As Judge Callahan noted, defendant's claim that his plea counsel assured him that he would not receive more than a ten-year sentence is flatly contradicted by the record. Similarly, the record is devoid of any support for defendant's claim that he wanted to go to trial and was coerced into pleading guilty. Judge Callahan's decision quotes extensive portions of the plea transcript which support his conclusion that defendant was fully informed of the penal consequences of his plea and that he entered the plea voluntarily. Defendant has failed to make a prima facie showing of ineffective assistance of counsel as to these claims.

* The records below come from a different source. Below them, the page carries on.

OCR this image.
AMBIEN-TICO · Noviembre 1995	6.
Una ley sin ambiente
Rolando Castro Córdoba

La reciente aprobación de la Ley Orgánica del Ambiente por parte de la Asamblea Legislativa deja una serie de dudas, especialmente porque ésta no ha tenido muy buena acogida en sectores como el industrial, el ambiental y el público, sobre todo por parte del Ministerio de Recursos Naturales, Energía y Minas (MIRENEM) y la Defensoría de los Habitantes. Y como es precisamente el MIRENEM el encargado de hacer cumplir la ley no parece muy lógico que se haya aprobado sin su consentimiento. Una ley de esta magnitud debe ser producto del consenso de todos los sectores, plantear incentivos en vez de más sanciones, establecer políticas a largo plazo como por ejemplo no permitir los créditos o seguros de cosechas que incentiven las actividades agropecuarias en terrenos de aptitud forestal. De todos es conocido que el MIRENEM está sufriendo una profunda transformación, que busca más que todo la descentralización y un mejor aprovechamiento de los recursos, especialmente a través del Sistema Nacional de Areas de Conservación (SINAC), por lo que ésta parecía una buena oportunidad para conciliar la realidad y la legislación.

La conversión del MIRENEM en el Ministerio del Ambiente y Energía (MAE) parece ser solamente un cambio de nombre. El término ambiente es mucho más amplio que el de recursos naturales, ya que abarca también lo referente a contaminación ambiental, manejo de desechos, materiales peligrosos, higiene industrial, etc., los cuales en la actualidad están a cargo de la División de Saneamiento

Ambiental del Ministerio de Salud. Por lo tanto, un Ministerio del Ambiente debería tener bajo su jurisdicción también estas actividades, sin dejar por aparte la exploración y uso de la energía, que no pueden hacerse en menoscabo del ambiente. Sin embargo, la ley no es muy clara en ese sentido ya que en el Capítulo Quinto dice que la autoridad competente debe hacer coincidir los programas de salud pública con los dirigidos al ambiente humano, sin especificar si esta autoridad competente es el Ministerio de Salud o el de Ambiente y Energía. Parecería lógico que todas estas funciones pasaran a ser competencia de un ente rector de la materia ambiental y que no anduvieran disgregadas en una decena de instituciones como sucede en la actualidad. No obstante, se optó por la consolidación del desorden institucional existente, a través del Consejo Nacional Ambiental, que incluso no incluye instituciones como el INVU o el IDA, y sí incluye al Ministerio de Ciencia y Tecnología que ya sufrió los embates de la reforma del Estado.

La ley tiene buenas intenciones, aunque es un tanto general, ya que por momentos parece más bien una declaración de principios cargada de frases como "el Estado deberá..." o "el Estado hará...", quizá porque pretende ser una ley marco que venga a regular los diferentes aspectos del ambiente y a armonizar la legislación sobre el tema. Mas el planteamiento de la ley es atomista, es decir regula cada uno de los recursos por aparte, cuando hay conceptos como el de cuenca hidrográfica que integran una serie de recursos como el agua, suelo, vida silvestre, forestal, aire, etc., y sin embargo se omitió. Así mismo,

Defendant's claim that plea counsel should have sought a competency hearing because "he was under tremendous stress, could not sleep and had been taking a large amount of sleeping pills" is not supported by the record. During the plea hearing, the court questioned defendant as to his ability to understand the proceedings:

[COURT]: Under the influence today of any medication, alcohol or drugs?

 

[DEFENDANT]: Yeah, I take medication.

 

[COURT]: What for?

 

[DEFENDANT]: To go to sleep.

 

[COURT]: Does that cause you not to understand what's happening here today?

 

[DEFENDANT]: I got a problem with my ear, I can't hear.

 

[COURT]: All right. Can you hear me?

 

[DEFENDANT]: Yes.

 

[COURT]: If you don't hear me, let me know.

 

[DEFENDANT]: All right.

 

[COURT]: Does your sleep medication interfere with your ability to understand what's happening here today?

 

[DEFENDANT]: Sometimes.

 

[COURT]: Well, does it today? Do you understand everything?

 

[DEFENDANT]: Yeah, I understand.

 

[COURT]: I'm not talking about that you get little sleep or something, has the effect of a sleeping pill -- it's a sleeping medication, right?

 

[DEFENDANT]: Right.

 

[COURT]: But are you understanding everything here today to cooperate with your attorney?

 

[DEFENDANT]: Yes.

 

[COURT]: So it's not affecting you.

 

[DEFENDANT]: No.

 

Under N.J.S.A. 2C:4-4, a competency hearing becomes necessary "[w]here evidence raises a bona fide doubt as to a defendant's competence." State v. Purnell, 394 N.J. Super. 28, 47 (App. Div. 2007). We conclude that plea counsel was not ineffective for failing to request a competency hearing based on this record as there was no indication that defendant "lack[ed] capacity to understand the proceedings against him or to assist in his own defense." N.J.S.A. 2C:4-4(a).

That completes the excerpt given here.